De zesde vorm van een autoritair regime is de theocratie. Het is de zeldzaamste vorm van autoritaire regeringen. Een religieuze samenleving is één ding, een op religie gebaseerde bestuursvorm is iets anders. Het beste voorbeeld is Iran, deze theocratie ontstond als product van de revolutie van 1979. Ayatollah Khomeini wierp het prowesterse regime om van de Shah van Iran. De Iraanse machtshebbers ten tijde van de theocratie hadden geen duidelijke richting in beleid wat betreft economische ontwikkeling, monetair beleid en overzeese handel. Hierdoor en nog door andere maatregelen (zoals belastingen) zorgen voor een inefficiënte economie.

 De laatste vorm van een autoritair regime is het competitieve autoritaire regime. Dit houdt in dat het format autoritair is, gemixt met democratische elementen. In een competitief autoritair regime is de leider – meestal de president – is gekozen, maar de verkiezingen zijn systematisch vervormd in het voordel van het leidende figuur. Een voorbeeld hiervan is manipulatie van de media. O’Donnell beschrijft deze autoritaire vorm goed: wie de verkiezing van de president wint, kan bij deze regeren hoe hij of zij het wil, alleen beperkt door de harde feiten van bestaande machtsrelaties en door een beperkte periode van regeren door de constitutie. Deze regimes zijn vaker gebaseerd op de sterke leider in plaats van op sterke instituties. Omdat de rechtspraak niet genoeg bronnen en hulpmiddelen heeft, kan de rechtspraak niet zorgen voor het naleven van individuele rechten die vastgelegd zijn in de constitutie. De wet wordt selectie gebruikt, waardoor het een machtsbron voor de president worden. Een positief punt aan deze vorm van autoritair regeren is dat het voor effectief regeren kan zorgen, waardoor de president ook daadwerkelijk burgerlijke steun kan verdienen. Maar aangezien deze vorm zo persoonlijk is, is het op de lange termijn erg onstabiel.
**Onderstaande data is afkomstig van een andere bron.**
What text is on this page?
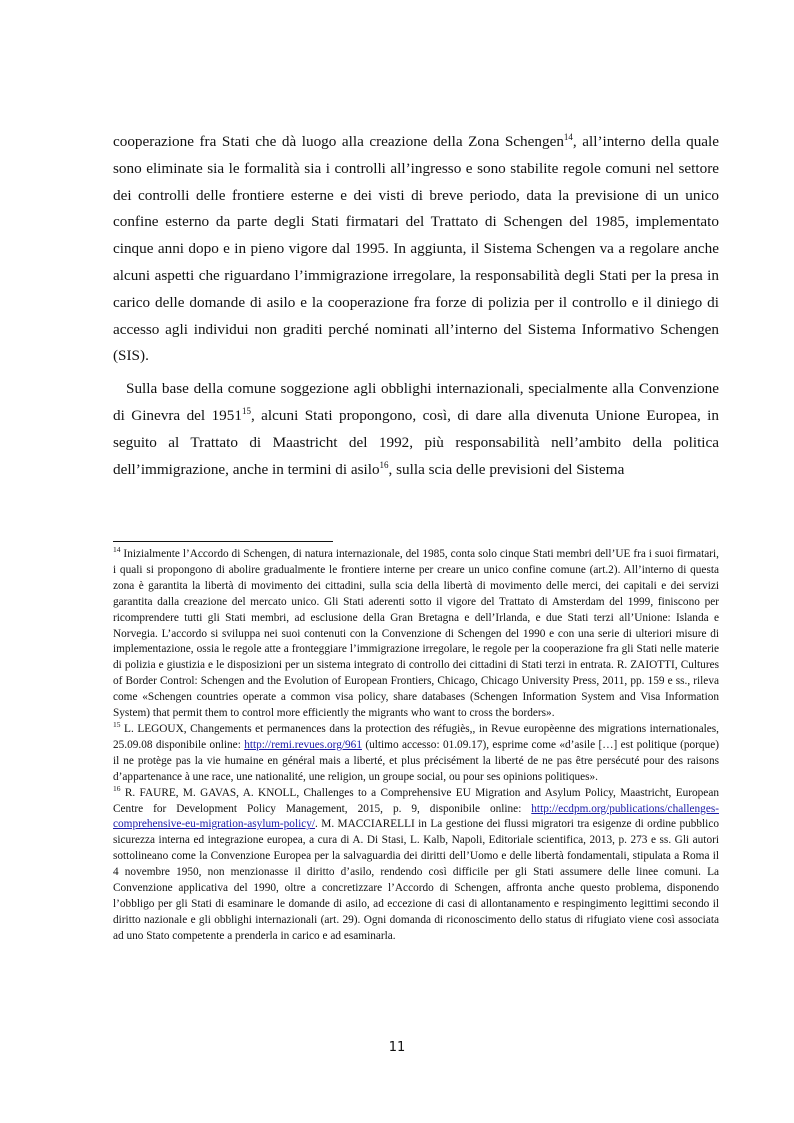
cooperazione fra Stati che dà luogo alla creazione della Zona Schengen$^{14}$, all’interno della quale sono eliminate sia le formalità sia i controlli all’ingresso e sono stabilite regole comuni nel settore dei controlli delle frontiere esterne e dei visti di breve periodo, data la previsione di un unico confine esterno da parte degli Stati firmatari del Trattato di Schengen del 1985, implementato cinque anni dopo e in pieno vigore dal 1995. In aggiunta, il Sistema Schengen va a regolare anche alcuni aspetti che riguardano l’immigrazione irregolare, la responsabilità degli Stati per la presa in carico delle domande di asilo e la cooperazione fra forze di polizia per il controllo e il diniego di accesso agli individui non graditi perché nominati all’interno del Sistema Informativo Schengen (SIS).

Sulla base della comune soggezione agli obblighi internazionali, specialmente alla Convenzione di Ginevra del 1951$^{15}$, alcuni Stati propongono, così, di dare alla divenuta Unione Europea, in seguito al Trattato di Maastricht del 1992, più responsabilità nell’ambito della politica dell’immigrazione, anche in termini di asilo$^{16}$, sulla scia delle previsioni del Sistema

$^{14}$ Inizialmente l’Accordo di Schengen, di natura internazionale, del 1985, conta solo cinque Stati membri dell’UE fra i suoi firmatari, i quali si propongono di abolire gradualmente le frontiere interne per creare un unico confine comune (art.2). All’interno di questa zona è garantita la libertà di movimento dei cittadini, sulla scia della libertà di movimento delle merci, dei capitali e dei servizi garantita dalla creazione del mercato unico. Gli Stati aderenti sotto il vigore del Trattato di Amsterdam del 1999, finiscono per ricomprendere tutti gli Stati membri, ad esclusione della Gran Bretagna e dell’Irlanda, e due Stati terzi all’Unione: Islanda e Norvegia. L’accordo si sviluppa nei suoi contenuti con la Convenzione di Schengen del 1990 e con una serie di ulteriori misure di implementazione, ossia le regole atte a fronteggiare l’immigrazione irregolare, le regole per la cooperazione fra gli Stati nelle materie di polizia e giustizia e le disposizioni per un sistema integrato di controllo dei cittadini di Stati terzi in entrata. R. ZAIOTTI, Cultures of Border Control: Schengen and the Evolution of European Frontiers, Chicago, Chicago University Press, 2011, pp. 159 e ss., rileva come «Schengen countries operate a common visa policy, share databases (Schengen Information System and Visa Information System) that permit them to control more efficiently the migrants who want to cross the borders».

$^{15}$ L. LEGOUX, Changements et permanences dans la protection des réfugiès,, in Revue europèenne des migrations internationales, 25.09.08 disponibile online: http://remi.revues.org/961 (ultimo accesso: 01.09.17), esprime come «d’asile […] est politique (porque) il ne protège pas la vie humaine en général mais a liberté, et plus précisément la liberté de ne pas être persécuté pour des raisons d’appartenance à une race, une nationalité, une religion, un groupe social, ou pour ses opinions politiques».

$^{16}$ R. FAURE, M. GAVAS, A. KNOLL, Challenges to a Comprehensive EU Migration and Asylum Policy, Maastricht, European Centre for Development Policy Management, 2015, p. 9, disponibile online: http://ecdpm.org/publications/challenges-comprehensive-eu-migration-asylum-policy/. M. MACCIARELLI in La gestione dei flussi migratori tra esigenze di ordine pubblico sicurezza interna ed integrazione europea, a cura di A. Di Stasi, L. Kalb, Napoli, Editoriale scientifica, 2013, p. 273 e ss. Gli autori sottolineano come la Convenzione Europea per la salvaguardia dei diritti dell’Uomo e delle libertà fondamentali, stipulata a Roma il 4 novembre 1950, non menzionasse il diritto d’asilo, rendendo così difficile per gli Stati assumere delle linee comuni. La Convenzione applicativa del 1990, oltre a concretizzare l’Accordo di Schengen, affronta anche questo problema, disponendo l’obbligo per gli Stati di esaminare le domande di asilo, ad eccezione di casi di allontanamento e respingimento legittimi secondo il diritto nazionale e gli obblighi internazionali (art. 29). Ogni domanda di riconoscimento dello status di rifugiato viene così associata ad uno Stato competente a prenderla in carico e ad esaminarla.

11
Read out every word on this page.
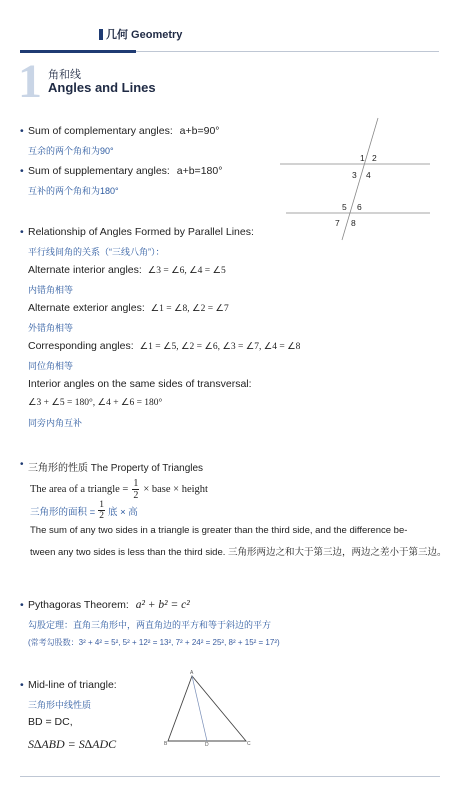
几何 Geometry
1 角和线
Angles and Lines
• Sum of complementary angles: a+b=90°
互余的两个角和为90°
• Sum of supplementary angles: a+b=180°
互补的两个角和为180°
1 2
3 4
5 6
7 8
• Relationship of Angles Formed by Parallel Lines:
平行线间角的关系（“三线八角”）：
Alternate interior angles: ∠3 = ∠6, ∠4 = ∠5
内错角相等
Alternate exterior angles: ∠1 = ∠8, ∠2 = ∠7
外错角相等
Corresponding angles: ∠1 = ∠5, ∠2 = ∠6, ∠3 = ∠7, ∠4 = ∠8
同位角相等
Interior angles on the same sides of transversal:
∠3 + ∠5 = 180°, ∠4 + ∠6 = 180°
同旁内角互补
• 三角形的性质 The Property of Triangles
The area of a triangle = $\frac{1}{2}$ × base × height
三角形的面积 = $\frac{1}{2}$ 底 × 高
The sum of any two sides in a triangle is greater than the third side, and the difference be-
tween any two sides is less than the third side. 三角形两边之和大于第三边，两边之差小于第三边。
• Pythagoras Theorem: a² + b² = c²
勾股定理：直角三角形中，两直角边的平方和等于斜边的平方
(常考勾股数：3² + 4² = 5², 5² + 12² = 13², 7² + 24² = 25², 8² + 15² = 17²)
• Mid-line of triangle:
三角形中线性质
BD = DC,
S∆ABD = S∆ADC
A
B	D	C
Begrippenlijst hoofdstuk 4

Corruptie

Het misbruik van een ambt voor persoonlijk gewin.

Militaire staatsgreep/ coup d’état

Grijp voor de politieke macht door militaire krachten, of delen daarvan.

Theocratie

Een regering door religieuze leiders. Alhoewel de meeste islamitische landen kerk en staat gescheiden houden, is er in Iran in 1979 wel een theocratie ontstaan.

 

Hoofdstuk 5  Theoretische benaderingen

De institutionele benadering
Dit is de eerste benadering die ontstond in de vergelijkende politicologie. Deze benadering focust zich vooral op instituties. Instituties zijn vooral belangrijk in liberale democratieën, omdat zij een kader vormen voor de omstandigheden waar beleid wordt gevormd. Een institutie is een formele organisatie, meestal met publieke status, wiens leden handelen op basis van de specifieke rollen die ze hebben in de organisatie. In de politiek is een institutie meestal een orgaan van de regering of overheid, gelegitimeerd door de constitutie.

De institutionele benadering neemt aan dat de posities in de organisaties belangrijker zijn dan de mensen die die posities innemen. Hierdoor worden de rollen en posities besproken in plaats van mensen zelf. Hierdoor wordt het meer dan een tak van psychologie, volgens de aanhangers van deze benadering. De benadering heeft twee argumenten ontwikkeld om aan te geven dat instituties wel degelijk gedrag vormen. Ten eerste omdat instituties voor voordelen en kansen zorgen, waardoor de belangen van het personeel veranderen. Bijvoorbeeld het verstrekken van salaris, dit zorgt ervoor dat het personeel er belang bij heeft dat het bedrijf blijft bestaan. Instituties worden dus deelnemers in de politieke strijd. Ten tweede ontstaat er in een institutie een soort bedrijfscultuur, waardoor er normen en waarden gelden onder de werknemers. Normen zorgen voor gedrag, dus op deze manier vormen instituties ook gedrag. Dit is een sterk punt van de benadering: ze nemen de normen en waarden niet voor lief, maar onderzoeken waar ze vandaan komen en hoe ze veranderd kunnen worden.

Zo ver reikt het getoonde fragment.